23 RAB onu şöyle yanıtladı: “Rahminde iki ulus var, Senden iki ayrı halk doğacak, Biri öbüründen güçlü olacak, Büyüğü küçüğüne hizmet edecek.”
«Due nazioni sono nel tuo seno e due popoli dal tuo grembo si disperderanno; un popolo sarà più forte dell'altro e il maggiore servirà il più piccolo». Il Signore le rispose:
24 Doğum vakti gelince, Rebeka'nın ikiz oğulları oldu.
Quando poi si compì per lei il tempo di partorire, ecco due gemelli erano nel suo grembo.
25 İlk doğan oğlu kıpkırmızı ve tüylüydü; kırmızı bir cüppeyi andırıyordu. Adını Esav koydular.
Uscì il primo, rossiccio e tutto come un mantello di pelo, e fu chiamato Esaù.
26 Sonra kardeşi doğdu. Eliyle Esav'ın topuğunu tutuyordu. Bu yüzden İshak ona Yakup adını verdi. Rebeka doğum yaptığında İshak altmış yaşındaydı.
Subito dopo, uscì il fratello e teneva in mano il calcagno di Esaù; fu chiamato Giacobbe. Isacco aveva sessant'anni quando essi nacquero.

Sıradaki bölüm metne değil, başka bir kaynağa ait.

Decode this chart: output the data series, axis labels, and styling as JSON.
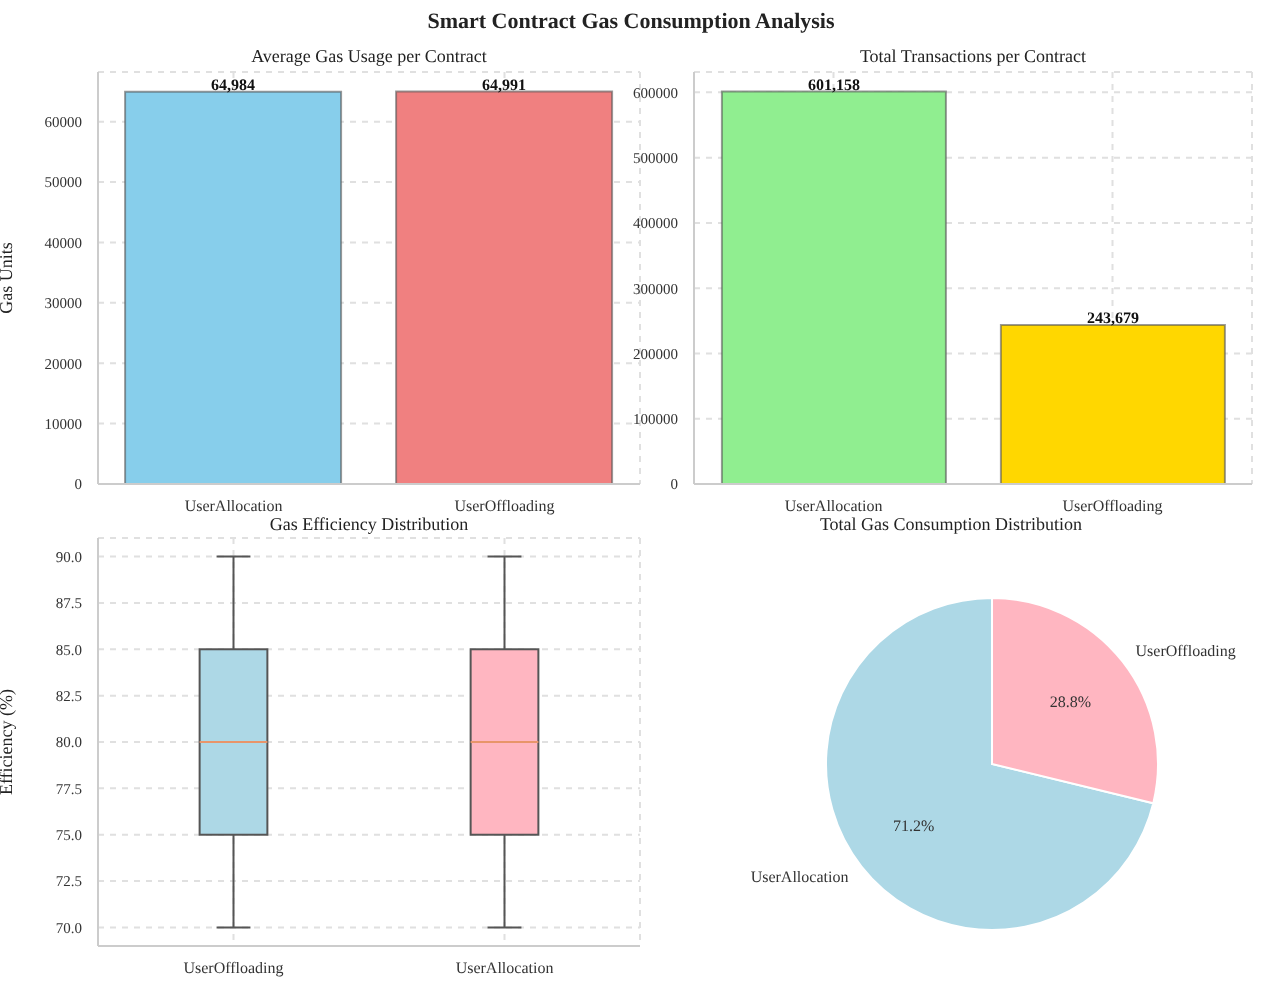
{
  "chart_data": [
    {
      "type": "other",
      "title": "Smart Contract Gas Consumption Analysis"
    },
    {
      "type": "bar",
      "title": "Average Gas Usage per Contract",
      "ylabel": "Gas Units",
      "categories": [
        "UserAllocation",
        "UserOffloading"
      ],
      "values": [
        64984,
        64991
      ],
      "colors": [
        "#87ceeb",
        "#f08080"
      ],
      "value_labels": [
        "64,984",
        "64,991"
      ],
      "ylim": [
        0,
        68240
      ],
      "yticks": [
        0,
        10000,
        20000,
        30000,
        40000,
        50000,
        60000
      ],
      "grid": true
    },
    {
      "type": "bar",
      "title": "Total Transactions per Contract",
      "categories": [
        "UserAllocation",
        "UserOffloading"
      ],
      "values": [
        601158,
        243679
      ],
      "colors": [
        "#90ee90",
        "#ffd700"
      ],
      "value_labels": [
        "601,158",
        "243,679"
      ],
      "ylim": [
        0,
        631216
      ],
      "yticks": [
        0,
        100000,
        200000,
        300000,
        400000,
        500000,
        600000
      ],
      "grid": true
    },
    {
      "type": "box",
      "title": "Gas Efficiency Distribution",
      "ylabel": "Efficiency (%)",
      "categories": [
        "UserOffloading",
        "UserAllocation"
      ],
      "colors": [
        "#add8e6",
        "#ffb6c1"
      ],
      "boxes": [
        {
          "low": 70,
          "q1": 75,
          "median": 80,
          "q3": 85,
          "high": 90
        },
        {
          "low": 70,
          "q1": 75,
          "median": 80,
          "q3": 85,
          "high": 90
        }
      ],
      "ylim": [
        69,
        91
      ],
      "yticks": [
        {
          "value": 70,
          "label": "70.0"
        },
        {
          "value": 72.5,
          "label": "72.5"
        },
        {
          "value": 75,
          "label": "75.0"
        },
        {
          "value": 77.5,
          "label": "77.5"
        },
        {
          "value": 80,
          "label": "80.0"
        },
        {
          "value": 82.5,
          "label": "82.5"
        },
        {
          "value": 85,
          "label": "85.0"
        },
        {
          "value": 87.5,
          "label": "87.5"
        },
        {
          "value": 90,
          "label": "90.0"
        }
      ],
      "grid": true
    },
    {
      "type": "pie",
      "title": "Total Gas Consumption Distribution",
      "categories": [
        "UserAllocation",
        "UserOffloading"
      ],
      "values": [
        71.2,
        28.8
      ],
      "colors": [
        "#add8e6",
        "#ffb6c1"
      ],
      "value_labels": [
        "71.2%",
        "28.8%"
      ]
    }
  ]
}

27 Çocuklar büyüdü. Esav kırları seven usta bir avcı oldu. Yakup'sa hep çadırda oturan sakin bir adamdı.
I fanciulli crebbero ed Esaù divenne abile nella caccia, un uomo della steppa, mentre Giacobbe era un uomo tranquillo, che dimorava sotto le tende.
28 İshak Esav'ı daha çok severdi, çünkü onun getirdiği av etlerini yerdi. Rebeka ise Yakup'u severdi.
Isacco prediligeva Esaù, perché la cacciagione era di suo gusto, mentre Rebecca prediligeva Giacobbe.
29 Bir gün Yakup çorba pişirirken Esav avdan geldi. Aç ve bitkindi.
Una volta Giacobbe aveva cotto una minestra di lenticchie; Esaù arrivò dalla campagna ed era sfinito.
30 Yakup'a, “Lütfen şu kızıl çorbadan biraz ver de içeyim. Aç ve bitkinim” dedi. Bu nedenle ona Edom adı da verildi.
Disse a Giacobbe: «Lasciami mangiare un pò di questa minestra rossa, perché io sono sfinito» - Per questo fu chiamato Edom -.
31 Yakup, “Önce sen ilk oğulluk hakkını bana ver” diye karşılık verdi.
Giacobbe disse: «Vendimi subito la tua primogenitura».
32 Esav, “Baksana, açlıktan ölmek üzereyim” dedi, “İlk oğulluk hakkının bana ne yararı var?”
Rispose Esaù: «Ecco sto morendo: a che mi serve allora la primogenitura?».
33 Yakup, “Önce ant iç” dedi. Esav ant içerek ilk oğulluk hakkını Yakup'a sattı.
Giacobbe allora disse: «Giuramelo subito». Quegli lo giurò e vendette la primogenitura a Giacobbe.
34 Yakup Esav'a ekmekle mercimek çorbası verdi. Esav yiyip içtikten sonra kalkıp gitti. Böylece Esav ilk oğulluk hakkını küçümsemiş oldu.
Giacobbe diede ad Esaù il pane e la minestra di lenticchie; questi mangiò e bevve, poi si alzò e se ne andò. A tal punto Esaù aveva disprezzato la primogenitura.